Aigrissement de la retraite, frénésies d'un patriotisme exaspéré jusqu'à l'injustice! Plus maîtres d'eux, les officiers supérieurs se taisaient. Le général Petit, qui logeait au presbytère de Villevenard et à qui l'abbé Rouyer demandait "s'il y avait danger", répondait évasivement "qu'il ignorait tout, que l'armée française exécutait un plan connu du grand état-major (La Guerre en Champagne. Récit de l'abbé Rouyer) . Le maire, l'instituteur, n'étaient pas plus heureux près du colonel. Que devait faire la population? Partir, rester? On verrait le lendemain. Mais, à onze heures du soir, sans bruit, les troupes décampèrent. On reculait encore, et ce fut une déception pour les riverains, - comme si, en tout état de cause, nos troupes pouvaient engager la bataille avec ces marais à dos ! Les contingents qui suivirent ne s'arrêtaient plus dans les villages. Infanterie, artillerie, cavalerie prenaient immédiatement la direction des marais. Des blessés racontaient qu'ils avaient repoussé une attaque de nuit aux Petites-Loges, près de Verzy (" Une attaque de nuit a été repoussée aux Petites-Loges, à trois heures et demie (4 septembre), par la 9e compagnie 3 tués, 12 blessés et le lieutenant commandant la compagnie. On a fait quatre prisonniers et rapporté une vingtaine de casques."-Carnet de campagne du général Moussv- Cette attaque fut repoussée par le 68e qui faisait brigade avec le 90e. Voir à l'Appendice. ); d'autres que l'artillerie allemande, en position vers Monthelon, les avait canonnés à Etoges. Verzy est au nord de la Marne; Etoges n'est qu'à quelques kilomètres des marais. Un nouvel avion ennemi glissa des collines en vol plané, comme un épervier. Mais il avait été signalé : un avion français se détacha, échangea avec lui des coups de feu ("Un avion allemand survole dans la direction de Villevenard, venant d'Etoges. Un avion français s'avance à sa rencontre et, après échange de coups de feu, l'ennemi rebrousse chemin. Je propose une fusée paragrêle à 1600 mètres, mais le génie n'accepte pas -Journal de l'instituteur Rolan-). Le rapace n'insista pas.

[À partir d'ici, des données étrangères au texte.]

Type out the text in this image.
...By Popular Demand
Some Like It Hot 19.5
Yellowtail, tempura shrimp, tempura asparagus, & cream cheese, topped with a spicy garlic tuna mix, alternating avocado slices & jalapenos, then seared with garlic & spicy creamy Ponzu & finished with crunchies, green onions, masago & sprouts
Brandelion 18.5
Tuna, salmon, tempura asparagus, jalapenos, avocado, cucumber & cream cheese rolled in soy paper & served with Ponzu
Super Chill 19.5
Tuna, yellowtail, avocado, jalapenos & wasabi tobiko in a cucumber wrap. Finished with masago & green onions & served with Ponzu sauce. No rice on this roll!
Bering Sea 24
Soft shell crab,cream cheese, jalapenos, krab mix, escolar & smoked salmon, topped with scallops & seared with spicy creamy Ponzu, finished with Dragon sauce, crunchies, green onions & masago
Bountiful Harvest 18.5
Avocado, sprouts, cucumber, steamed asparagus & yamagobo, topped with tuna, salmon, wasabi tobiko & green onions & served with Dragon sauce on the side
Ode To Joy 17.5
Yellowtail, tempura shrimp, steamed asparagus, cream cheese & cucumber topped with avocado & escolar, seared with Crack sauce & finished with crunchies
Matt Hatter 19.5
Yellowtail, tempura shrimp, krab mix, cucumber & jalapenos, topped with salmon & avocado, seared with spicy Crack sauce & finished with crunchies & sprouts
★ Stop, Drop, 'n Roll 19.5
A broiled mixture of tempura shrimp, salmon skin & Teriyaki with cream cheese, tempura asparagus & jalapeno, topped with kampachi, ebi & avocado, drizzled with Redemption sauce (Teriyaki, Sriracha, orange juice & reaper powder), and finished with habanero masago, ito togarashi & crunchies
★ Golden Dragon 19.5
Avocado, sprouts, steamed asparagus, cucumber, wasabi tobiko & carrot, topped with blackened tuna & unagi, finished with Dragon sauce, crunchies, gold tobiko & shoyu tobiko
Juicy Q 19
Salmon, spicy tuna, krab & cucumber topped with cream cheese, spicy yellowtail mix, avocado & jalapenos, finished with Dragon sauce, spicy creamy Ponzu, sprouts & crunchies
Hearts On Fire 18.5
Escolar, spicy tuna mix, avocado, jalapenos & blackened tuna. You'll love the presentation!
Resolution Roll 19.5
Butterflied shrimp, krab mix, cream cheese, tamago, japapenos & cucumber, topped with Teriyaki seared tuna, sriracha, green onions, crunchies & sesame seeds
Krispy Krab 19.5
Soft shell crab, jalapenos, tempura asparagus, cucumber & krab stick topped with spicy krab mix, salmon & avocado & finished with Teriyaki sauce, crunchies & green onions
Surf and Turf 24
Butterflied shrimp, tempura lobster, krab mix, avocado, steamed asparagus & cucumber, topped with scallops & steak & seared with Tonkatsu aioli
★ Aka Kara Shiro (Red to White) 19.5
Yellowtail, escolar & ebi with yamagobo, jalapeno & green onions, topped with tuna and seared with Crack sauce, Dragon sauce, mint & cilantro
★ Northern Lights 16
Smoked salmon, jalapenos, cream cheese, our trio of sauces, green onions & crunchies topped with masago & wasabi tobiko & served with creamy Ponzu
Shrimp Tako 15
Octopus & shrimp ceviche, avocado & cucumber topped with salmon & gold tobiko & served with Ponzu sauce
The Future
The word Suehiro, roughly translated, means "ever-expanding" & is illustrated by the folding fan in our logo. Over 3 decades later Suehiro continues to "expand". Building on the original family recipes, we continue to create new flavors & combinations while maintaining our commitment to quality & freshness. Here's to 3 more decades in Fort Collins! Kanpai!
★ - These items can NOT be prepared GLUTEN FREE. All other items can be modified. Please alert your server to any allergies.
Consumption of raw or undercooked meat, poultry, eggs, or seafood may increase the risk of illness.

Il avait vu d'ailleurs ce qu'il voulait voir: nos troupes en retraite sur toute la ligne, la rive septentrionale des marais dégagée, les routes libres dans toutes les directions. On était au matin du .5 septembre. Le canon tonnait, "du côté de Montmort, Etoges, Congy (La Guerre en Champagne -Récit de M. l'abbé Rouyer). Nos arrière-gardes, parties d'Oger-Pocancy dans la nuit (Les gros cantonnaient un peu plus bas, à Rouffy, Voipreux, Vertus, etc. La 52e division de réserve était même déjà à Colligny et Pierre-Morains. "Arrivée à Voipreux à deux heures [après-midi, le 4]. Déjeuner. Village vide, voitures d'émigrants pleines d'enfants et de femmes. Image de la désolation et de notre impuissance... Départ 2 h. 45 [du matin, le 5] par Bergères-les-Vertus, Ecury, Fère-Champenoise, pour Oeuvy (Carnet de campagne du général Moussy.), venaient seulement de s'engager dans les marais, et il y avait si peu de distance entre elles et les premières patrouilles ennemies que les habitants demeurés sur place se demandaient avec inquiétude Si elles auraient le temps d'atteindre le Petit-Morin et de couper les ponts derrière elles. Mais on n’entendait aucun bruit d'explosion, sauf vers Coizard, où la passerelle en fer venait de sauter (La passerelle a bien sauté. Mais il y a doute si ce sont les troupes allemandes ou les nôtres qui l’ont fait sauter). L'angoisse grandissait. Est-ce que l'armée française, d'aventure, allait continuer son mouvement de retraite et abandonner aussi la rive méridionale des marais ? Ces marais pourtant, dont il lui était si facile de se couvrir, tous sentaient que c'était la dernière barrière, providentiellement placée sur la route de l'invasion, et nous agissions exactement comme s'il n'avait pas été dans nos intentions de l'utiliser; nous semblions avoir oublié la fonction historique de cette grande tranchée naturelle de plusieurs kilomètres !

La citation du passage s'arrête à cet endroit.